On the other hand, Motilal believes that if an investor belongs to late 40s up until 70s of their age and are also seasoned investors, then investing in stocks is a good idea.
It further said that decades of exposure to the financial market helps you gauge the right type of equities, shares or stocks, you need to invest your money in.
Among many advantages of investing in mutual funds is that you can appoint fund managers to select funds, track performance, make appropriate asset allocations and cash-in your profits for you.
These managers try to ensure that an investor’s portfolio consists of well-performing funds, rather than those that might drag down the overall investment returns.
In case, you are stock market investor, and sell your holding within a period of one year, then you have to pay 15% as short-term capital gains tax.
As for mutual funds, there are no gains tax levied on the stocks that are sold by the fund. But one needs to remember that an investor must hold equity funds for a minimum of one year (the longer, the better, really) if they want to avoid paying capital gains tax on the investments.
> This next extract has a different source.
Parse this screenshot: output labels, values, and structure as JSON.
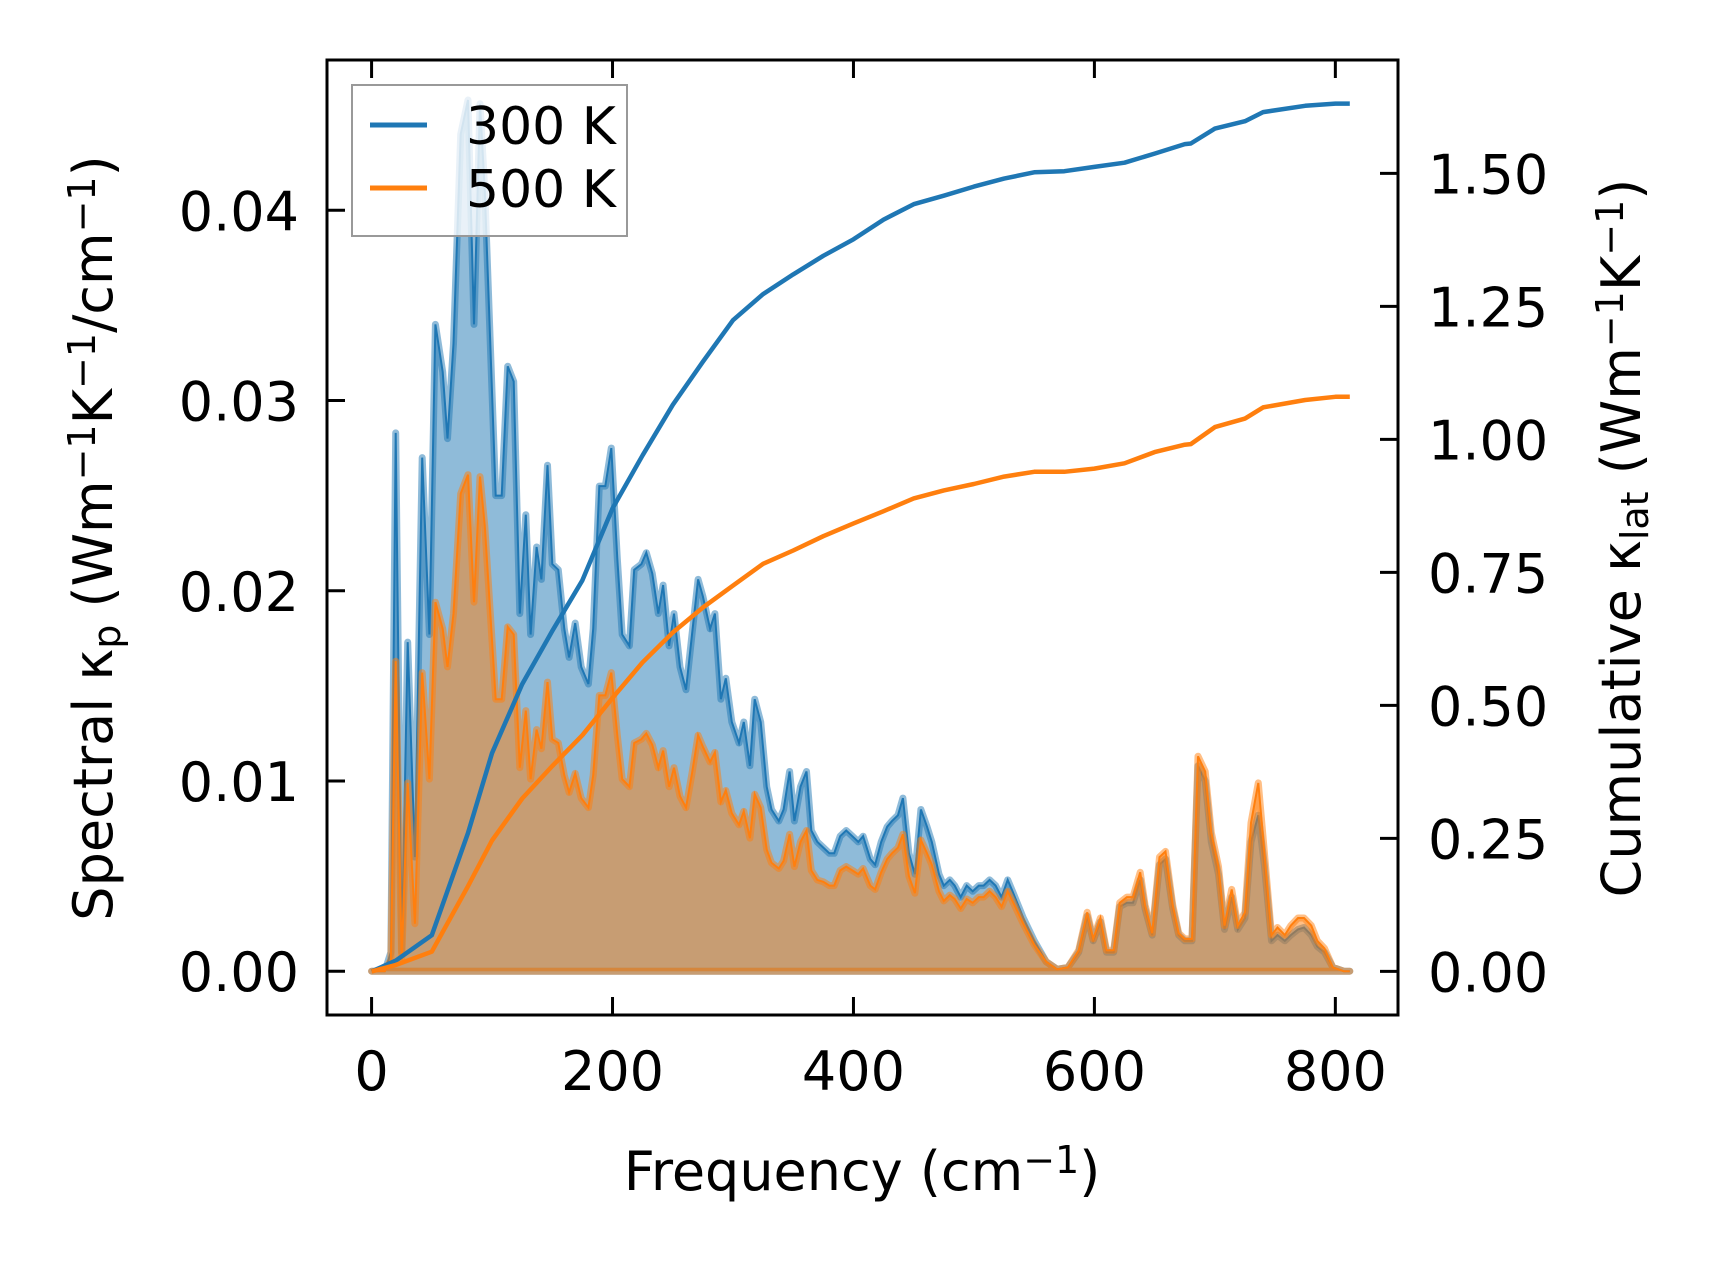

If you venture into stock investments on your own, brokerage costs of 0.5-1% will be a common expense. Apart from this, you will also have to pay for demat charges.
BankBazaar stated that mutual funds pay only a fraction of the brokerage costs compared to what is charged to individual investors. Investors in Mutual Funds do not need demat accounts.
A well-diversified investment portfolio ideally has around 25-30 stocks, and this kind of portfolio is only achievable with a sizable corpus.
With investment in mutual funds, an investors can buy a certain number of funds which can be invested in various stocks.